Barnett observes, “Stare decisis has the unfortunate effect of grandfathering in hundreds of judicial decisions, like Wickard, that have interpreted federal powers well beyond what can be supported by the Constitution’s original meaning.”

He’s right. Here are some other Supreme Court decisions that should not dictate the outcomes of future cases raising the same issues.

In Kelo v. New London, the Court gave local officials the green light to use eminent domain to take private property, not for any public use, but merely for whatever they deem a “public purpose.” (I strongly recommend Professor Ilya Somin’s book on that case, The Grasping Hand, which I wrote about here.) The next time an eminent domain case reaches the Court, we should hope for a majority that’s willing to overrule Kelo and restore the protective power of the Fifth Amendment.

In Bennis v. Michigan, the Court puts its stamp of approval on civil asset forfeiture. A great deal of misery would have been avoided if the Court had ruled that it’s a violation of due process for government to take property from people who have not even been charged with, much less convicted of, any crime. The next civil asset forfeiture case that comes before the Court should lead to the overruling of Bennis –but that won’t happen unless we have enough justices who have the nerve to overrule bad precedents.

Going back further, many aspects of the federal leviathan are rooted in Court decisions from the New Deal era.
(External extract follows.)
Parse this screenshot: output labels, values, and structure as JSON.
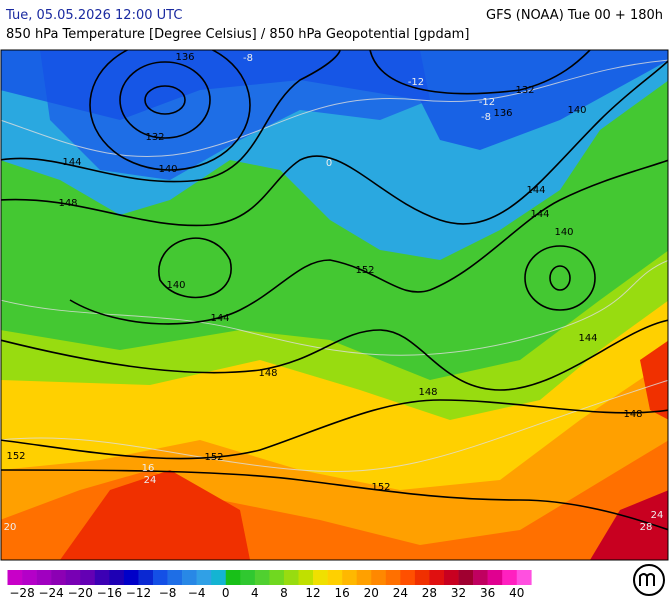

For example, the National Labor Relations Act would have been declared unconstitutional had it not been for FDR’s threat to pack the Supreme Court. After that threat, however, a majority obligingly approved the NLRA in the Jones & Laughlin Steel case. If a worker were to challenge, say, the NLRA’s prohibition against individual bargaining in a business where a union has been federally certified, the justices should not feel bound to uphold it on the basis of stare decisis.

Undoubtedly, if the Court were to overrule any of its many precedents favoring government power, people like Senator Merkley would bitterly complain that it was undercutting its legitimacy. And again he’d be wrong. The duty of the Supreme Court is to uphold the Constitution and the rights it guarantees. In the past, it has often failed to do that, but if new justices restore its focus by insisting on original intent and striking down precedents that deprive people of their rights, the nation will be much better off.